Sesin kulaklarında çınlamasıyla gözlerini açmıştı varlık. Uyan demişti bir şey ona. Üzerinde sesin yarattığı elektrik şokunun etkisi vardı. Yoğun bir titreme sardı bir anda varlığını. Sanki bir enerji ile yüklenmişti ve şimdi fazla olanıysa kendi bildiği şekilde ayrılıyor gibiydi.

Beyaz bir odada açmıştı gözlerini. Duvarlar, yatak, sehpa, koltuk ve diğer tüm detaylar beyaz ve tonları ile döşenmişti. Görebildiği bir pencere yoktu etrafta. Işık ise her yerden geliyordu. Temiz bir hava vardı ve ışıkla birleşik gibiydi. Sanki her nefeste aydınlanıyor ve nefes verişinde ise aydınlık saçıyordu etrafa. Odanın bir parçası gibiydi yada oda onun bir parçasıydı, öyle bir şeydi.

'Ses.' diye düşündü.

Ürperdi. Sesin yarattığı varlık hissi, doluluk hissi öyle çoktu ki bu onu ürpertmişti. Yattığı yataktan kalktı ve odanın içinde turlamaya başladı. Ellerine, ayaklarına bakmaya çalıştı. Başlangıçta onları göremedi fakat sonradan onları keşfetmeyi başardı. Sanki kendi kendisini yaratıyordu ve bunu nasıl yaptığını sonradan anlıyor gibiydi. Zihninde düşünce yoktu ve bu sadece oluş halinde bir yaratımdı. Fiili bir yaratımdı. Belki de biri onun yerine yaratıyordu tüm bunları ve o kendisi yarattığını düşünüyordu. Anlayamıyordu ve bu anlayamama durumu açıkçası onun pekte umurunda değildi.

Sehpanın üzerinde bir kutu belirdi. İlgisini çekmişti ve sehpanın bulunduğu yere doğru yürüdü. Kutuyu almak ve incelemek amacıyla elini oraya doğru götürdüğünde sesi işitti.

'İyi ki doğdun!'

Bu ilk duyduğu sesti. Biraz korku, birazda endişe ile geri kaçtı. Hissettiği bu duygular öyle yoğundu ki kendisi de bir yandan anlam vermeye çalışıyordu.

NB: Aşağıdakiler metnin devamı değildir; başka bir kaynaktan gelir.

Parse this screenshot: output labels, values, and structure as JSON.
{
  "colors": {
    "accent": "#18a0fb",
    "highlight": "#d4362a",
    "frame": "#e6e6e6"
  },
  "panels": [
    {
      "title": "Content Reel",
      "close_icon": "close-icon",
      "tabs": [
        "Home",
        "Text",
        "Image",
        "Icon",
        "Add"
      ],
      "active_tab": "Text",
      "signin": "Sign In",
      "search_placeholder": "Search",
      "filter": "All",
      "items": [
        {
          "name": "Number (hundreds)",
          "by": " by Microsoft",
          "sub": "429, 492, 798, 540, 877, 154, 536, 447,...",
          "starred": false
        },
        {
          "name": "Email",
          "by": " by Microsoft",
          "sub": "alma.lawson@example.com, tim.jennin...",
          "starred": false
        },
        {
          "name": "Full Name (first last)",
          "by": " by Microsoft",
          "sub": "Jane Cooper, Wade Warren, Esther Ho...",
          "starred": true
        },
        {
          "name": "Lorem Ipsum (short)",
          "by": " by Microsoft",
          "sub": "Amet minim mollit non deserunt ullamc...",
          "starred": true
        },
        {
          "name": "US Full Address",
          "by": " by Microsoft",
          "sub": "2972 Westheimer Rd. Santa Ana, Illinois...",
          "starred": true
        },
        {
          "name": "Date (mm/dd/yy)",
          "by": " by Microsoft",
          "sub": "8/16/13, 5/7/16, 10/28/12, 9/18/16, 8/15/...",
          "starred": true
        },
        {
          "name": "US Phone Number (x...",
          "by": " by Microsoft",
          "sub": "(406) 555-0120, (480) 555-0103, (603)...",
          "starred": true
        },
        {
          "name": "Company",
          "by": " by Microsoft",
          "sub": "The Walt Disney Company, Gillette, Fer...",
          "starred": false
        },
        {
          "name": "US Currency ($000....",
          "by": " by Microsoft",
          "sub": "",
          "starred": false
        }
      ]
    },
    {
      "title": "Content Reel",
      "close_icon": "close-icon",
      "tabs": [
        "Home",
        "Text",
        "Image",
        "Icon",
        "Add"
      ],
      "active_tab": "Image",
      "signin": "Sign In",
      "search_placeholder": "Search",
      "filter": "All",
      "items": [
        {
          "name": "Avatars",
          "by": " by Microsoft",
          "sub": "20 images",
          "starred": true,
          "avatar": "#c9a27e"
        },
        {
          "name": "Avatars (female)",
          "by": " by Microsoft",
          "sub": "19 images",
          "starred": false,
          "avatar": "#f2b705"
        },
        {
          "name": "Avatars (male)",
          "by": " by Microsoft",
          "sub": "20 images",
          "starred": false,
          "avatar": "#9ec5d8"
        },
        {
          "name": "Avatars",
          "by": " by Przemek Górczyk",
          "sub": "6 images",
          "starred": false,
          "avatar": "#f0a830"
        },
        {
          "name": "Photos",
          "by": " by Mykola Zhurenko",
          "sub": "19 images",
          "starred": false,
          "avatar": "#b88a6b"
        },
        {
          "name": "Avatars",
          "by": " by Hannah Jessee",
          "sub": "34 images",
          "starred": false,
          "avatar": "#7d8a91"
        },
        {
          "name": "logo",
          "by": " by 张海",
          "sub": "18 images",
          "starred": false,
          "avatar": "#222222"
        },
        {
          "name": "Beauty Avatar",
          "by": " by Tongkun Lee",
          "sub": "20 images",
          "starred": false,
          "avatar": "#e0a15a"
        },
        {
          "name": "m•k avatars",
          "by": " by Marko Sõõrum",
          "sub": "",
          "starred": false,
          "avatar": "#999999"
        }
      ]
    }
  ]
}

'Hissettiklerine korku ve endişe denir. Bu hayatta kalma dürtüsüdür. Daha az önce doğdun ve varlığın sana hayat veren enerjiye karşı bile kendisini korumaya çalışıyor. Bu normal bir refleks. Fakat zamanla deneyimin arttıkça, basamakları çıktıkça bunu aşacaksın ve burası sana bir tatil gibi gelmeye başlayacak.'

Sesin anlattıklarını anlıyordu. Sanki bunları bilmek onun için çocuk işi gibiydi.

'Neden bir çok şeyi bilmiyor olduğum halde biliyorum?' diye sordu. Bu ilk sorusuydu ve çekimserdi.

'Çünkü ben biliyorum.' dedi ses.

'Nasıl yani?'

'Birbirimize telepatik ve empatik anlamda bağlıyız. Aramızda bir bilgi alışverişi var. Doğduğun andan itibaren bu bilgiye erişimin var ve bu bilgi ile bu odayı yarattın. Eşyaları yarattın. Hatta bedenini bile sen yarattın. Fakat bunu nasıl yaptığını bilemiyorsun çünkü henüz bilgiyi anlayacak düzeyde değilsin.'

Bilgiyi anlayamamak fakat ona rağmen onu kullanmak tuhaftı.

'Sen kimsin?' diye sordu.

'Ben sana hayat verenim.' dedi ses.

'Hayat mı?'

'Evet. Fakat bu beni her şeyin yaratıcısı yapmıyor. Ben sadece seninde yapabildiğin gibi yaratma yeteneği ile kuşanmış bir varlığım. Senin başlangıç seviyede olduğun ve birazda benim yardımım ile yarattığın tüm bu şeyler aslında birer illüzyon. Yani sen şuanda benim görüş açımdan bakacak olursak sadece beyaz bir ışığın olduğu bir düzlemdesin. Fakat bu durumu kaldıramayacağın için yaratma mekaniğine bir tutam müdahalede bulundum ve böyle bir ortam oluşturdun.' dedi ses.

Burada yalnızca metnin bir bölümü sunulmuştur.